On occasion, he needs to access Snarfbladt info for his customers. At least we have a goal/task.
He discovered that the BladtBlaster 2000 allows him to request access to Snarfbladts from the BladtBlaster website. Here’s the advertisement that suggests why Joe wants the feature. But there’s a first degree scenario-writing crime here: the scenario provides the solution. Who says Joe wants to request access from the BladtBlaster website? Aren’t there other possible solutions? By putting the solution in the scenario, no other solution is possible. (Unless, of course, you ignore the scenario.)
Joe is thrilled. Another first degree scenario-writing crime. See why below.
It might seem like a small detail, but ending a scenario with a thrilled user completely undermines the scenario. Why? Consider Everett’s Rule of Scenario-Based Design:
If success is shipping a feature, you aren’t doing scenario-based design! Rather, you’re doing feature-based design.
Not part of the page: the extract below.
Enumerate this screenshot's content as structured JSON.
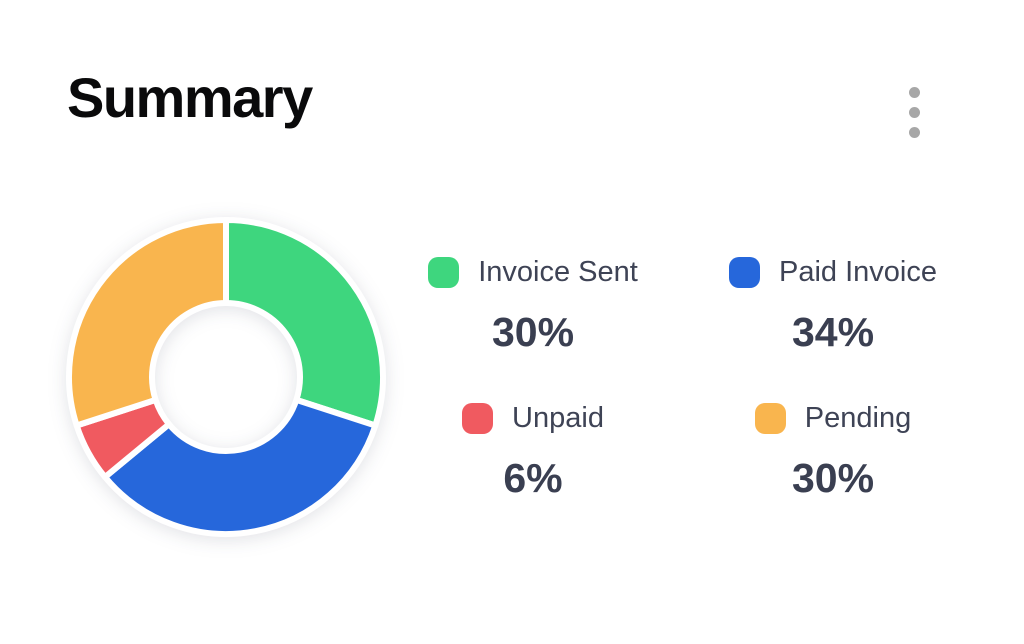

Instead of using scenario-based design to figure out how to thrill Joe, we have guaranteed “success” by simply shipping the feature.
But who says Joe is really thrilled? What specifically about the design is going to thrill him? That information should be in the scenario, but it’s not. By adding those three little words, we’ve devolved all the way back to feature-based design. We’re now doing scenario-based design in name only.
Joe works in the shipping department of a large company, where he is responsible for the pickup and delivery of about 200 packages a day across 10 buildings. To maintain his aggressive schedule, he is always on the move, either with a cart or carrying a few packages underarm.
Between deliveries, Joe occasionally needs to access Snarfbladt info for his customers. The BladtBlaster 2000 allows him to access the Snarfbladts info instantly. Best of all, he can do it while walking, using a single hand with only three thumb strokes or less.
While the new scenario doesn’t have a specific solution or tell us that Joe is thrilled, we now have a pretty clear picture to help us visualize what might thrill him (as well as what might frustrate him.) It’s now up to us to design a solution that nails this scenario for Joe.
If you do only one thing:
Write scenarios that can be used as a decision-making framework. Provide details about users, goals, tasks, and environment. Don’t provide a solution because figuring out the best solution is the entire point of the scenario. And don’t declare that the user is thrilled because a feature exists. Provide the details for what it would take to thrill the user instead.